Рабин: Шероховатая поверхность лучше передает жизнь. Во Франции краски тонкотертые, а у меня живопись грубоватая. Вокруг нас не все чистенькое. Отношением к материалу мне нравится художник Гелий Коржев, у которого сюжеты самые советские.
культура: Вы живете в двух шагах от Центра Помпиду — главного хранилища современного искусства во Франции. Не так давно его коллекция пополнились несколькими сотнями работ российских художников, в том числе и Вашей. В основном это дары благотворительного Фонда Потанина, коллекционеров, галерейщиков и самих художников. Это признание на Западе?
Рабин: Среди них всего одна моя маленькая картина. В основном Центр Помпиду отобрал работы концептуалистов, а я не вписываюсь по стилю. Но, видимо, учли мои прошлые «заслуги». Есть и другие исключения — Штейнберг, Янкилевский, Немухин, Рогинский. Теоретически можно допустить, что через 100 или 200 лет решат, что им в руки попали настоящие сокровища. Правда, пока в это не верится.
культура: Что побудило Вас подарить свои работы Третьяковке?
Рабин: Я же не собираюсь жить тысячу лет. В один прекрасный день исчезну по распоряжению свыше, а Третьяковка будет существовать до тех пор, пока существует Россия. Она — русское достояние. Так или иначе, сегодня половину своих работ готов отдать Третьяковке и другим русским музеям.
культура: Вы чувствуете себя счастливым человеком и художником?
Рабин: Не могу и не хочу ни на что жаловаться. Все выпавшие испытания не сократили мою жизнь — 90 лет не каждому даются. Если не брать темные полосы — почти десять лет назад умерла жена Валя — если отбросить разные неприятные вещи — недавно сильно болел, сейчас хожу с палочкой — то в общем, да, счастлив. После болезни снова начинаю рисовать — уже хорошо. Недавно женился на художнице Тане, и рядом со мной теперь близкий человек. Неизвестно, пережил бы я без нее последний недуг. Одному валяться было бы очень невесело. Отправили бы меня в какую-нибудь богадельню.
культура: «Жизнь бессмысленна, если смерти нет», — сказали Вы мне однажды.
Рабин: А как же иначе?

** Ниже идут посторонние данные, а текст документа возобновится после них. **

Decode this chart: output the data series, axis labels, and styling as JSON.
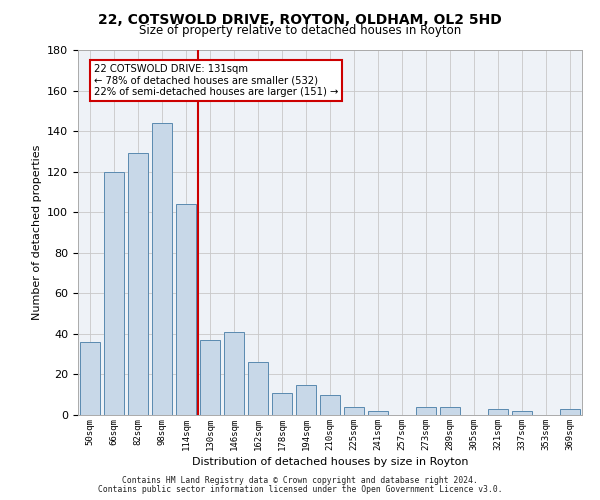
{
  "title_line1": "22, COTSWOLD DRIVE, ROYTON, OLDHAM, OL2 5HD",
  "title_line2": "Size of property relative to detached houses in Royton",
  "xlabel": "Distribution of detached houses by size in Royton",
  "ylabel": "Number of detached properties",
  "bin_labels": [
    "50sqm",
    "66sqm",
    "82sqm",
    "98sqm",
    "114sqm",
    "130sqm",
    "146sqm",
    "162sqm",
    "178sqm",
    "194sqm",
    "210sqm",
    "225sqm",
    "241sqm",
    "257sqm",
    "273sqm",
    "289sqm",
    "305sqm",
    "321sqm",
    "337sqm",
    "353sqm",
    "369sqm"
  ],
  "bar_values": [
    36,
    120,
    129,
    144,
    104,
    37,
    41,
    26,
    11,
    15,
    10,
    4,
    2,
    0,
    4,
    4,
    0,
    3,
    2,
    0,
    3
  ],
  "bar_color": "#c8d8e8",
  "bar_edge_color": "#5a8ab0",
  "vline_color": "#cc0000",
  "annotation_text": "22 COTSWOLD DRIVE: 131sqm\n← 78% of detached houses are smaller (532)\n22% of semi-detached houses are larger (151) →",
  "annotation_box_color": "#ffffff",
  "annotation_box_edge": "#cc0000",
  "ylim": [
    0,
    180
  ],
  "yticks": [
    0,
    20,
    40,
    60,
    80,
    100,
    120,
    140,
    160,
    180
  ],
  "bg_color": "#eef2f7",
  "footer_line1": "Contains HM Land Registry data © Crown copyright and database right 2024.",
  "footer_line2": "Contains public sector information licensed under the Open Government Licence v3.0."
}
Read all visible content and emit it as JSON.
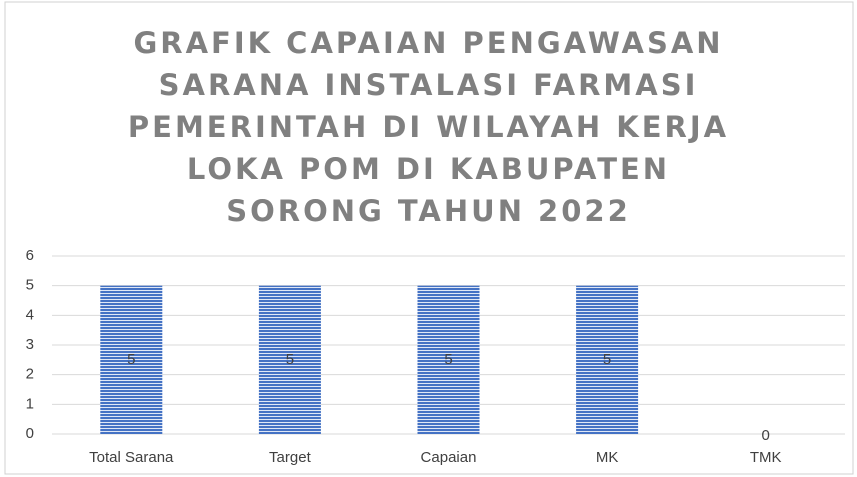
{
  "chart_data": {
    "type": "bar",
    "title": "GRAFIK CAPAIAN PENGAWASAN\nSARANA INSTALASI FARMASI\nPEMERINTAH DI WILAYAH KERJA\nLOKA POM DI KABUPATEN\nSORONG TAHUN 2022",
    "categories": [
      "Total Sarana",
      "Target",
      "Capaian",
      "MK",
      "TMK"
    ],
    "values": [
      5,
      5,
      5,
      5,
      0
    ],
    "color": "#4472c4",
    "ylim": [
      0,
      6
    ],
    "yticks": [
      0,
      1,
      2,
      3,
      4,
      5,
      6
    ],
    "grid": true
  }
}
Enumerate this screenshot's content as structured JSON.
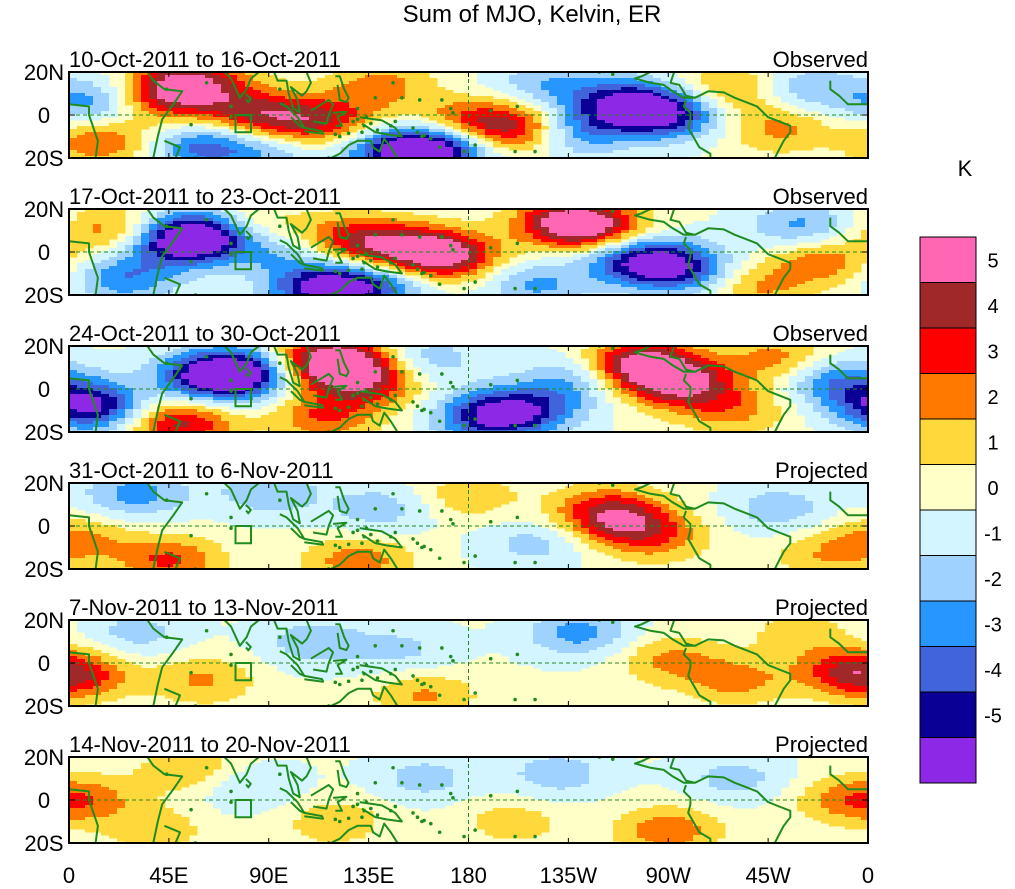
{
  "chart_data": {
    "type": "heatmap",
    "title": "Sum of MJO, Kelvin, ER",
    "xlabel": "",
    "ylabel": "",
    "colorbar_unit": "K",
    "x_ticks": [
      "0",
      "45E",
      "90E",
      "135E",
      "180",
      "135W",
      "90W",
      "45W",
      "0"
    ],
    "x_range_deg": [
      0,
      360
    ],
    "y_ticks": [
      "20N",
      "0",
      "20S"
    ],
    "y_range_deg": [
      -20,
      20
    ],
    "levels": [
      "5",
      "4",
      "3",
      "2",
      "1",
      "0",
      "-1",
      "-2",
      "-3",
      "-4",
      "-5"
    ],
    "colors": [
      "#ff66b3",
      "#a02828",
      "#ff0000",
      "#ff7800",
      "#ffd83c",
      "#ffffc8",
      "#d2f5ff",
      "#a0d2ff",
      "#2896ff",
      "#4164dc",
      "#0a0096",
      "#8c28e6"
    ],
    "panels": [
      {
        "period": "10-Oct-2011 to 16-Oct-2011",
        "status": "Observed",
        "blobs": [
          {
            "lon": 55,
            "lat": 15,
            "value": 4.6
          },
          {
            "lon": 40,
            "lat": 8,
            "value": 3.0
          },
          {
            "lon": 80,
            "lat": 2,
            "value": 3.2
          },
          {
            "lon": 100,
            "lat": -4,
            "value": 2.8
          },
          {
            "lon": 120,
            "lat": -2,
            "value": 2.4
          },
          {
            "lon": 200,
            "lat": -6,
            "value": 4.4
          },
          {
            "lon": 175,
            "lat": -4,
            "value": 3.0
          },
          {
            "lon": 15,
            "lat": -12,
            "value": 2.8
          },
          {
            "lon": 250,
            "lat": 5,
            "value": -5.0
          },
          {
            "lon": 270,
            "lat": 0,
            "value": -4.4
          },
          {
            "lon": 228,
            "lat": -8,
            "value": -2.8
          },
          {
            "lon": 150,
            "lat": -17,
            "value": -5.6
          },
          {
            "lon": 170,
            "lat": -14,
            "value": -4.5
          },
          {
            "lon": 60,
            "lat": -15,
            "value": -3.4
          },
          {
            "lon": 12,
            "lat": 6,
            "value": -3.0
          },
          {
            "lon": 300,
            "lat": 12,
            "value": 2.4
          },
          {
            "lon": 320,
            "lat": -6,
            "value": 2.2
          },
          {
            "lon": 140,
            "lat": 14,
            "value": 2.2
          },
          {
            "lon": 215,
            "lat": 14,
            "value": -2.0
          },
          {
            "lon": 90,
            "lat": -16,
            "value": -2.0
          },
          {
            "lon": 330,
            "lat": 12,
            "value": -2.2
          }
        ]
      },
      {
        "period": "17-Oct-2011 to 23-Oct-2011",
        "status": "Observed",
        "blobs": [
          {
            "lon": 60,
            "lat": 8,
            "value": -5.8
          },
          {
            "lon": 48,
            "lat": 4,
            "value": -3.5
          },
          {
            "lon": 170,
            "lat": -2,
            "value": 5.0
          },
          {
            "lon": 150,
            "lat": 2,
            "value": 3.6
          },
          {
            "lon": 125,
            "lat": 6,
            "value": 3.2
          },
          {
            "lon": 225,
            "lat": 14,
            "value": 5.0
          },
          {
            "lon": 240,
            "lat": 10,
            "value": 3.0
          },
          {
            "lon": 255,
            "lat": -3,
            "value": -4.5
          },
          {
            "lon": 275,
            "lat": -8,
            "value": -4.2
          },
          {
            "lon": 115,
            "lat": -17,
            "value": -5.6
          },
          {
            "lon": 140,
            "lat": -15,
            "value": -3.0
          },
          {
            "lon": 25,
            "lat": -12,
            "value": -3.0
          },
          {
            "lon": 20,
            "lat": 10,
            "value": 2.6
          },
          {
            "lon": 80,
            "lat": 12,
            "value": 2.0
          },
          {
            "lon": 340,
            "lat": -4,
            "value": 2.6
          },
          {
            "lon": 330,
            "lat": 12,
            "value": -2.5
          },
          {
            "lon": 210,
            "lat": -15,
            "value": -2.4
          },
          {
            "lon": 310,
            "lat": -16,
            "value": 2.0
          },
          {
            "lon": 95,
            "lat": 0,
            "value": -2.0
          }
        ]
      },
      {
        "period": "24-Oct-2011 to 30-Oct-2011",
        "status": "Observed",
        "blobs": [
          {
            "lon": 65,
            "lat": 6,
            "value": -6.2
          },
          {
            "lon": 85,
            "lat": 8,
            "value": -4.0
          },
          {
            "lon": 10,
            "lat": -8,
            "value": -5.5
          },
          {
            "lon": 125,
            "lat": 12,
            "value": 4.5
          },
          {
            "lon": 110,
            "lat": 12,
            "value": 3.8
          },
          {
            "lon": 135,
            "lat": 2,
            "value": 3.0
          },
          {
            "lon": 255,
            "lat": 12,
            "value": 4.8
          },
          {
            "lon": 270,
            "lat": 6,
            "value": 3.4
          },
          {
            "lon": 280,
            "lat": 0,
            "value": 2.6
          },
          {
            "lon": 50,
            "lat": -16,
            "value": 4.2
          },
          {
            "lon": 190,
            "lat": -13,
            "value": -5.0
          },
          {
            "lon": 210,
            "lat": -8,
            "value": -3.0
          },
          {
            "lon": 115,
            "lat": -13,
            "value": 2.8
          },
          {
            "lon": 320,
            "lat": 14,
            "value": 2.4
          },
          {
            "lon": 345,
            "lat": 4,
            "value": -3.0
          },
          {
            "lon": 300,
            "lat": -10,
            "value": 2.0
          },
          {
            "lon": 160,
            "lat": 14,
            "value": -2.0
          },
          {
            "lon": 230,
            "lat": 6,
            "value": -2.2
          }
        ]
      },
      {
        "period": "31-Oct-2011 to 6-Nov-2011",
        "status": "Projected",
        "blobs": [
          {
            "lon": 250,
            "lat": 2,
            "value": 3.3
          },
          {
            "lon": 240,
            "lat": 8,
            "value": 2.4
          },
          {
            "lon": 265,
            "lat": -6,
            "value": 2.0
          },
          {
            "lon": 45,
            "lat": -16,
            "value": 3.0
          },
          {
            "lon": 130,
            "lat": -16,
            "value": 2.5
          },
          {
            "lon": 30,
            "lat": 15,
            "value": -2.6
          },
          {
            "lon": 90,
            "lat": 16,
            "value": -2.0
          },
          {
            "lon": 140,
            "lat": 8,
            "value": -1.8
          },
          {
            "lon": 210,
            "lat": -8,
            "value": -1.6
          },
          {
            "lon": 320,
            "lat": 8,
            "value": -1.8
          },
          {
            "lon": 5,
            "lat": -6,
            "value": 2.0
          },
          {
            "lon": 180,
            "lat": 14,
            "value": 1.6
          },
          {
            "lon": 340,
            "lat": -14,
            "value": 1.6
          }
        ]
      },
      {
        "period": "7-Nov-2011 to 13-Nov-2011",
        "status": "Projected",
        "blobs": [
          {
            "lon": 5,
            "lat": -6,
            "value": 2.6
          },
          {
            "lon": 350,
            "lat": -4,
            "value": 2.8
          },
          {
            "lon": 300,
            "lat": -8,
            "value": 2.2
          },
          {
            "lon": 270,
            "lat": 2,
            "value": 2.0
          },
          {
            "lon": 60,
            "lat": -8,
            "value": 2.0
          },
          {
            "lon": 160,
            "lat": -15,
            "value": 2.0
          },
          {
            "lon": 230,
            "lat": 14,
            "value": -2.6
          },
          {
            "lon": 110,
            "lat": 10,
            "value": -1.8
          },
          {
            "lon": 30,
            "lat": 14,
            "value": -1.6
          },
          {
            "lon": 150,
            "lat": 6,
            "value": -1.4
          },
          {
            "lon": 330,
            "lat": 14,
            "value": 1.4
          }
        ]
      },
      {
        "period": "14-Nov-2011 to 20-Nov-2011",
        "status": "Projected",
        "blobs": [
          {
            "lon": 270,
            "lat": -14,
            "value": 2.6
          },
          {
            "lon": 10,
            "lat": 0,
            "value": 1.8
          },
          {
            "lon": 350,
            "lat": 0,
            "value": 2.0
          },
          {
            "lon": 55,
            "lat": 14,
            "value": 1.8
          },
          {
            "lon": 120,
            "lat": -10,
            "value": 1.6
          },
          {
            "lon": 220,
            "lat": 12,
            "value": -1.8
          },
          {
            "lon": 160,
            "lat": 10,
            "value": -1.6
          },
          {
            "lon": 80,
            "lat": 6,
            "value": -1.4
          },
          {
            "lon": 300,
            "lat": 10,
            "value": -1.6
          },
          {
            "lon": 200,
            "lat": -10,
            "value": 1.4
          },
          {
            "lon": 40,
            "lat": -14,
            "value": 1.4
          }
        ]
      }
    ]
  }
}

Невозможно представить себе, что творилось бы на земле в случае бессмертия. Как люди смогли бы жить? На одной из моих картин «Виза на кладбище» есть строка: «Причина смерти — воля Божия». Обозначил я на полотне телефон и электронный адрес. Потому что не знаю, кончается ли жизнь со смертью или нет.
Досье «Культуры»
Художник Оскар Яковлевич Рабин родился в Москве 2 января 1928 года. Учился в Рижской академии художеств и в Московском художественном институте имени Василия Сурикова. Жил в подмосковном поселке Лианозово, где одновременно занимался живописью и работал на железной дороге. Участвовал в выставке Всемирного фестиваля молодежи и студентов в 1957 году. Впоследствии вокруг Рабина собрались молодые художники, получившие известность, как «Лианозовская группа». Выступил одним из инициаторов «Бульдозерной» выставки, которая прошла 15 сентября 1974 года в лесопарке Беляево.
В 1978 году Рабин вместе с женой и сыном эмигрировал во Францию. В дальнейшем его выставки прошли в Русском музее, в ГМИИ имени А. С. Пушкина, в Третьяковской галерее. Лауреат премии «Инновация» в номинации «За творческий вклад в развитие современного искусства». Действительный член Российской Академии художеств. Рабину посвящены несколько документальных фильмов и монографий. Живет в Париже.